AutoNation founder Wayne Huizenga dies at 80

Wayne Huizenga was inducted into the Automotive Hall of Fame in 2006.

UPDATED: 3/23/18 10:51 am ET - adds HOF link

Wayne Huizenga, who transformed the auto-retailing landscape in the U.S. when he founded the company that became AutoNation Inc., died Thursday night at age 80 after a long battle with cancer. 

Huizenga wasn't a car dealer himself, but he saw an opportunity to consolidate the retail business when he launched AutoNation as a used-car superstore chain in 1996 to compete with CarMax. Today, AutoNation is the country's largest new-car retailer and the biggest of the public dealership groups formed during that era.

"We would not be the company we are today without the spirit, drive, energy, and vision he gave us. Wayne is at the very core of our culture," AutoNation CEO Mike Jackson said in a statement Friday. "To me personally, today, I lost both my mentor and my best friend."

For Wayne Huizenga's Automotive Hall of Fame biography and photo gallery, click here.

An entrepreneur who started his career owning a single garbage truck in Chicago, Huizenga built his empire by consolidating multiple industries. Trash hauling and video rental came first with Waste Management Inc. and Blockbuster Video. In those industries, he acquired mom-and-pop operations until he became the dominant player. He became a billionaire, running the companies out of South Florida.

In automotive retail, Huizenga initially focused on opening huge used-car megastores but quickly realized that more money could be made buying new-car dealerships. He switched gears and began making deals to acquire family-owned dealership groups. The last AutoNation USA used-car megastore closed in 1999.

Photo credit: Bloomberg

In 2006, when Huizenga was inducted into the Automotive Hall of Fame, Sheldon Sandler of Bel Air Partners LLC, an auto retailing consulting firm in Hopewell, N.J., called him the "Babe Ruth of auto retailing."

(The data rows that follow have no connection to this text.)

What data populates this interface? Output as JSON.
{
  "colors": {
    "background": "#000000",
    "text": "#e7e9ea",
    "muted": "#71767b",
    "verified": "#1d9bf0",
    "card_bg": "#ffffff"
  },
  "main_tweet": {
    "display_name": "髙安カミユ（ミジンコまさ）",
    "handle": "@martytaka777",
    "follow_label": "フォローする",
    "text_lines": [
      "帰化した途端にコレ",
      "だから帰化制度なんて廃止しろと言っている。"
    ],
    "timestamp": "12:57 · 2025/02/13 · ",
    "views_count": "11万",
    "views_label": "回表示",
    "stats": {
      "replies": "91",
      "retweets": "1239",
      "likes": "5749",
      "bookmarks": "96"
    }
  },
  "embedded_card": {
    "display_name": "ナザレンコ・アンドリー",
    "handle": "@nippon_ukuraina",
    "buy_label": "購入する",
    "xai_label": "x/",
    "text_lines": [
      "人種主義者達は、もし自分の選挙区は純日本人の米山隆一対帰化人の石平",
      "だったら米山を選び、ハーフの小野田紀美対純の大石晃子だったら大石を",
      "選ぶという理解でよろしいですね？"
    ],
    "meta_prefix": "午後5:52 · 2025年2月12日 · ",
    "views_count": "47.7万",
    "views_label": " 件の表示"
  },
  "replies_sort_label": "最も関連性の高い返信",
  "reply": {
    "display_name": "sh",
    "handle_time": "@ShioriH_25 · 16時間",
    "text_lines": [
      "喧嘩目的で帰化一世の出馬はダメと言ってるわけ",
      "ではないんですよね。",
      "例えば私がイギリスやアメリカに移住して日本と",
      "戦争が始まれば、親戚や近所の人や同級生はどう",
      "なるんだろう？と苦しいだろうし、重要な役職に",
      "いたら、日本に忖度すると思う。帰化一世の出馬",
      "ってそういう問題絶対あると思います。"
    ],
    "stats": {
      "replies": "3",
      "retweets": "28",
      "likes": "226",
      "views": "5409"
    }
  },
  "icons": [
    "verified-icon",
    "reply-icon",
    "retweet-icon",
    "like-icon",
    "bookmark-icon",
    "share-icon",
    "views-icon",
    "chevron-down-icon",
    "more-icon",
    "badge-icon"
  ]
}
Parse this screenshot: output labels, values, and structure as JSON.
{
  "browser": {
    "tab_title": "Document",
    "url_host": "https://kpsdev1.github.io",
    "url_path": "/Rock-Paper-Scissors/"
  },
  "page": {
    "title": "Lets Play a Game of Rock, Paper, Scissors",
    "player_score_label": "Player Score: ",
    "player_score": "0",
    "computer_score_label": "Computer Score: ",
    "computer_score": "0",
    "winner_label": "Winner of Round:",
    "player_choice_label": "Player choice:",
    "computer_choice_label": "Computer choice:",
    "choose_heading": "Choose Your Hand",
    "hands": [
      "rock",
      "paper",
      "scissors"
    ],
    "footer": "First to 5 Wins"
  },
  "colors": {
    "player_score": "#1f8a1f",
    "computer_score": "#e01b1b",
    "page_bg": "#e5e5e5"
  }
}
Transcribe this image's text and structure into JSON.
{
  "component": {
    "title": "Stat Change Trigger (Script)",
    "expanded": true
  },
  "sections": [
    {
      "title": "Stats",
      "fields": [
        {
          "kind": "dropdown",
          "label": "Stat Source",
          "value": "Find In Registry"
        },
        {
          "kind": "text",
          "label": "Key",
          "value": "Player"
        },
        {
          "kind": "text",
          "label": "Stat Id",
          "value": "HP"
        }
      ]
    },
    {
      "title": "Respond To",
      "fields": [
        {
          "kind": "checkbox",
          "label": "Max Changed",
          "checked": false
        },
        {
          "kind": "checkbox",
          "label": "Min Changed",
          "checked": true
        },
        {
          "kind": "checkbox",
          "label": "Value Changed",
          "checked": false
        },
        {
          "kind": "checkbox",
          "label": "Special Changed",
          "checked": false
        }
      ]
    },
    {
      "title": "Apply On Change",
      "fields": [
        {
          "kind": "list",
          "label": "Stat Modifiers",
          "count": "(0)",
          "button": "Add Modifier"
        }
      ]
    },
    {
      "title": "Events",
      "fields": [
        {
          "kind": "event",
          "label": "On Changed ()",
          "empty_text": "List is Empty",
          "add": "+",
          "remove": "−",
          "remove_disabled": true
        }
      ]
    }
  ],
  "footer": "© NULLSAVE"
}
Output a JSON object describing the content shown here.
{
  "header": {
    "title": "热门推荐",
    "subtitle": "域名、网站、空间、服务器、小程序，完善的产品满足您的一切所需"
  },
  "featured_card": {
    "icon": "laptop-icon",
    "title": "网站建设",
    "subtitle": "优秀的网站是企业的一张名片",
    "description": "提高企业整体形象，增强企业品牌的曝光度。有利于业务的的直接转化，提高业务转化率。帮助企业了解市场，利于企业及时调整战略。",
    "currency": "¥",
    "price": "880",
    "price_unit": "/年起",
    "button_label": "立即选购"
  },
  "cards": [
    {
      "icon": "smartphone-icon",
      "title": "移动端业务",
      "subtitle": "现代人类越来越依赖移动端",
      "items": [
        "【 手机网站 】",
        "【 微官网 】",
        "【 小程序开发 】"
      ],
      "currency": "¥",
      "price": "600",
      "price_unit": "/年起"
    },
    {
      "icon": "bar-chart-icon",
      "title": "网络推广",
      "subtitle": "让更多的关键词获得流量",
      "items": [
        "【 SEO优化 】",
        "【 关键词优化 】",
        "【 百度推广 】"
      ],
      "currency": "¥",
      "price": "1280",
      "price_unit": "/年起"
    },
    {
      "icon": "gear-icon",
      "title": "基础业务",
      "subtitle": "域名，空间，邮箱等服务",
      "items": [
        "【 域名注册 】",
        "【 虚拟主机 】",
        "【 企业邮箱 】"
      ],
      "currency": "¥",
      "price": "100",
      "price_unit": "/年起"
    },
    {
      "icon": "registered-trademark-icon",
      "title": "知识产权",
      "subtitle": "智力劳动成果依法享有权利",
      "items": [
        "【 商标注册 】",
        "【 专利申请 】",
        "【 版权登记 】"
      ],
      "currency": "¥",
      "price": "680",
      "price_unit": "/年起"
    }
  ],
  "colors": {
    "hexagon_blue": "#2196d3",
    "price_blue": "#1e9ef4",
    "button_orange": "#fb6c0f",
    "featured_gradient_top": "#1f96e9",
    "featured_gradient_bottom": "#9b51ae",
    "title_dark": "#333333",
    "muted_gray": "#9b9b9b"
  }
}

"He did it in an ingenious way by collecting a tremendous number of assets for no money, just for stock," Sandler said. "That changed everyone's notion of how car dealerships could be valued."

Today, AutoNation has returned to the idea on which Huizenga founded the company: standalone used-car stores to compete with rival CarMax. Jackson announced in late 2016 that AutoNation would open a series of used-car stores, smaller than those original megastores, beginning in 2017.